Eric Huff, an SDSS member from Berkeley Lab and the University of California
at Berkeley, will present a poster describing the full cosmic shear measurement,
including the new constraints on dark energy, at the AAS conference.
Several large astronomical surveys, such as the
Dark Energy Survey, the Large Synoptic Survey Telescope, and the
HyperSuprimeCam survey, will try to measure cosmic shear in the coming years.
Weak lensing distortions are so subtle, however, that the same atmospheric
effects that cause stars to twinkle at night pose a formidable challenge for
cosmic shear measurements.
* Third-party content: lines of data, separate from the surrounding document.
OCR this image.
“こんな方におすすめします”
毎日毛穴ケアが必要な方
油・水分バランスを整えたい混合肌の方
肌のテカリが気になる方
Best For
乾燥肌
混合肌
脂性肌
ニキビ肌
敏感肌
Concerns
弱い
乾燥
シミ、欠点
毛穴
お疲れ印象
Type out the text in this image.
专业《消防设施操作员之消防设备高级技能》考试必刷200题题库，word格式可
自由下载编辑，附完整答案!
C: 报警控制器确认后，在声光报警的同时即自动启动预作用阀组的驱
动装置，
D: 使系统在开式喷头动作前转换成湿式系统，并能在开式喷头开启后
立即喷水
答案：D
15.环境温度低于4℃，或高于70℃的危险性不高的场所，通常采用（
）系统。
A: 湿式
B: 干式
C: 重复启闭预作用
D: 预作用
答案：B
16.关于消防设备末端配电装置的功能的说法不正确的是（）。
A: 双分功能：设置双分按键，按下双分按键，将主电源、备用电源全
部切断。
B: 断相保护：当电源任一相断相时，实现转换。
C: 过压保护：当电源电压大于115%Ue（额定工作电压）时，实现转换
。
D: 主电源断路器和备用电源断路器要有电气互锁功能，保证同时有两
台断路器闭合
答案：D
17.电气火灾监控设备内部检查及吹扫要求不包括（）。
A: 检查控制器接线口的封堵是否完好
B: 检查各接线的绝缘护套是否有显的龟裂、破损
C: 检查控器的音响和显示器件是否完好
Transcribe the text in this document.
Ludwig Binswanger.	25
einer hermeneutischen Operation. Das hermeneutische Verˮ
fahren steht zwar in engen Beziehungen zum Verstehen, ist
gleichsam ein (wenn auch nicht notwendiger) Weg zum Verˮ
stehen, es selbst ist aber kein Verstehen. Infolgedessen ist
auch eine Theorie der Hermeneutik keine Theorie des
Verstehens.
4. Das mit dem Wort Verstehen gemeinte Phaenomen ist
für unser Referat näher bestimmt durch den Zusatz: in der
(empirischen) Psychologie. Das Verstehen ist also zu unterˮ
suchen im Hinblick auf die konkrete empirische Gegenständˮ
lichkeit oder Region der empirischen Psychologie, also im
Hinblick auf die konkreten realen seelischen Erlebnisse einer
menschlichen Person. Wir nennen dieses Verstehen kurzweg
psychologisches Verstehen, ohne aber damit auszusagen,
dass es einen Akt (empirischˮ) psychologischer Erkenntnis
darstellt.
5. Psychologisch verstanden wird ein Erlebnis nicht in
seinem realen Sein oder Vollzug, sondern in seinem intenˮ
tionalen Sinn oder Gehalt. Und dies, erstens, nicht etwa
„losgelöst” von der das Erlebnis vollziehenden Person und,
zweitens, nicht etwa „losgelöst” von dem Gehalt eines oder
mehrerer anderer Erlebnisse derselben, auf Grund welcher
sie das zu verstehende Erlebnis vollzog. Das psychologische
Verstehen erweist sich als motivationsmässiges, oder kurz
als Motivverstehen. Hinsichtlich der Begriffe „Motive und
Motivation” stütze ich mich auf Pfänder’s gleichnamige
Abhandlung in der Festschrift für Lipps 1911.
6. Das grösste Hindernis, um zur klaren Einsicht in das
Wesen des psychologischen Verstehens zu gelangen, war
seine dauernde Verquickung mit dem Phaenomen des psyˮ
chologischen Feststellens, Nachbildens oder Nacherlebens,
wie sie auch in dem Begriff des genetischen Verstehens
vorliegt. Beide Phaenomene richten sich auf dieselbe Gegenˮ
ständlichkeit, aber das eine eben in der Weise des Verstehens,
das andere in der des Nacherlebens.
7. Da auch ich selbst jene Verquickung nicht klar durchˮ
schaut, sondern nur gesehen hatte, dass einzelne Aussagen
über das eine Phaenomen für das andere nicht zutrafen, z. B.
Until now, no ground-based cosmic-shear measurement
has been able to completely and provably separate weak lensing effects from the
atmospheric distortions.
“The community has been building towards cosmic
shear measurements for a number of years now,” says Huff, an astronomer at
Berkeley Lab, “but there’s also been some skepticism as to whether they can be
done accurately enough to constrain dark energy. Showing that we can achieve
the required accuracy with these pathfinding studies is important for the next
generation of large surveys.”
To construct dark matter maps, the Berkeley Lab and
Fermilab teams used images of galaxies collected between 2000 and 2009 by SDSS
surveys I and II, using the Sloan Telescope at Apache Point Observatory in New Mexico. Berkeley Lab
also used updated calibrations from SDSS III, which continues today. The
galaxies lie within a continuous ribbon of sky known as SDSS Stripe 82, lying
along the celestial equator and encompassing 275 square degrees. The galaxy
images were captured in multiple passes over many years.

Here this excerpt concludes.